Я буквально ощущал, как прибытие экипажа передвигает стрелки моей судьбы на другой путь — неезженый, с заржавевшими от времени и поросшими травой рельсами.
В халате, с мокрыми от рассветной росы босыми ногами, с туеском и всё-таки пахнущей экскрементами рубахой поднимался по парадной лестнице хозяйского дома, когда мне преградил дорогу Семён.
— Батюшка, тебе постелено спать в избе. Не беспокойся, там чистенько, тёпленько, пойдём, родной, позволь проводить.
В избе — дворовые люди. Семён провёл меня по мужской половине со спящими на лавках, сундуках, просто на полу мужиками, юношами, отроками — где вповалку, где порознь. Тела многих из них «прикрывал» нательный крестик или тряпица грубого «постельного белья». Камердинер точно экскурсию проводил, показав каждого в каждой комнате. Если кто и прикрыл срам, так он бесцеремонно раскрывал, а иногда и прикасался или хватал, теребил набрякший во сне хер. Умаявшиеся на дневных работах крестьяне совсем не реагировали на досмотр.

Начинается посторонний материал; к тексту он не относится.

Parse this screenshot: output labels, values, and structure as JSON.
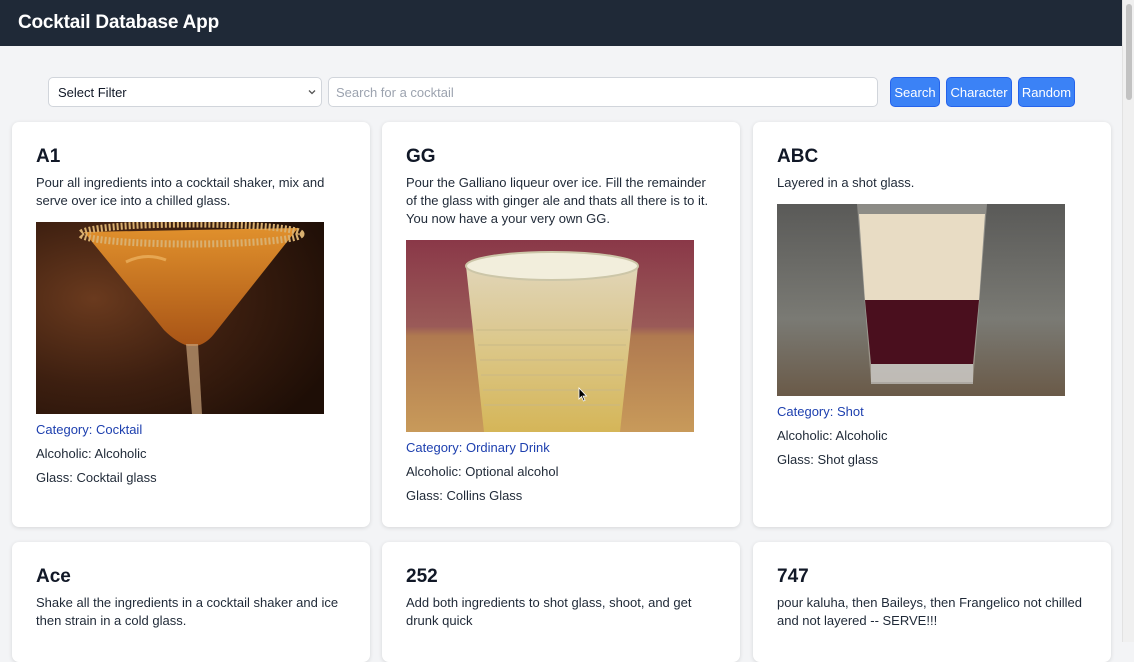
{
  "app": {
    "title": "Cocktail Database App"
  },
  "controls": {
    "filter_value": "Select Filter",
    "search_placeholder": "Search for a cocktail",
    "search_label": "Search",
    "character_label": "Character",
    "random_label": "Random"
  },
  "cards": [
    {
      "name": "A1",
      "instructions": "Pour all ingredients into a cocktail shaker, mix and serve over ice into a chilled glass.",
      "category": "Category: Cocktail",
      "alcoholic": "Alcoholic: Alcoholic",
      "glass": "Glass: Cocktail glass"
    },
    {
      "name": "GG",
      "instructions": "Pour the Galliano liqueur over ice. Fill the remainder of the glass with ginger ale and thats all there is to it. You now have a your very own GG.",
      "category": "Category: Ordinary Drink",
      "alcoholic": "Alcoholic: Optional alcohol",
      "glass": "Glass: Collins Glass"
    },
    {
      "name": "ABC",
      "instructions": "Layered in a shot glass.",
      "category": "Category: Shot",
      "alcoholic": "Alcoholic: Alcoholic",
      "glass": "Glass: Shot glass"
    },
    {
      "name": "Ace",
      "instructions": "Shake all the ingredients in a cocktail shaker and ice then strain in a cold glass."
    },
    {
      "name": "252",
      "instructions": "Add both ingredients to shot glass, shoot, and get drunk quick"
    },
    {
      "name": "747",
      "instructions": "pour kaluha, then Baileys, then Frangelico not chilled and not layered -- SERVE!!!"
    }
  ],
  "colors": {
    "header_bg": "#1f2937",
    "accent": "#3b82f6",
    "category_text": "#1e40af",
    "page_bg": "#f3f4f6"
  }
}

В жилье царил душный смрад, несмотря на заверения провожатого.
— Ну как, батюшка, выбрал твой петушок кого? — Семён без стеснения раздвинул полы моего халата и притронулся пальцем к крайней плоти, мокрой от возбуждения. — Приглянулся кто?
Не знал, что и ответить. Нынешнее положение дел оказалось не без похотливых приятностей. Пожалуй, что и слишком. Подозрительно.
— Мне бы спать лечь: устал очень.
— Так и ложись где хочешь. Хочешь — где помоложе, хочешь — где постарше…
В тот же день мне отказали в столе и ночлеге в хозяйском доме. Впервые услышал от опекуна неприятно звучащее слово «швуль», о позорном значении которого догадался из совершаемого при мне допроса крестьянского парня, которого я, якобы, принудил к содомии в мужицкой избе. Разумеется, не так: всё произошло по взаимному соглашению. Из принципа: не желал я с сего дня похищать не принадлежащее мне.
Моя гостевая спальня и кабинет предоставлены красавцу, прибывшему в то знаменательное утро. Плохо говорящий по-русски Карл Петерсон и верно очень похож на папеньку, которого я, хотя и невольно, украл у него. Путаная история с подменой разрешилась, и никому уже не любопытна. Да пусть и провернул кто махинацию с подлогом бумаг, то не мне судить: в моих эталонах моральных весов никогда не присутствовало осуждения предприятий, требующих дерзновения, ловкости и риска. Эти последние ведь и сами по себе достойны приза! Жизнь — игра без правил, но играть в ней нужно по ставкам, которые в состоянии оплатить. До истечения срока опекунства меня не могли выставить со двора. Жил я с мужиками, о чём нисколько не жалел, ибо обрёл душевный покой, хотя и впав к ним в услужение самого низкого свойства. Всякое благо и добро, употребляемые мной, отныне честно и сполна заслужены, заработаны.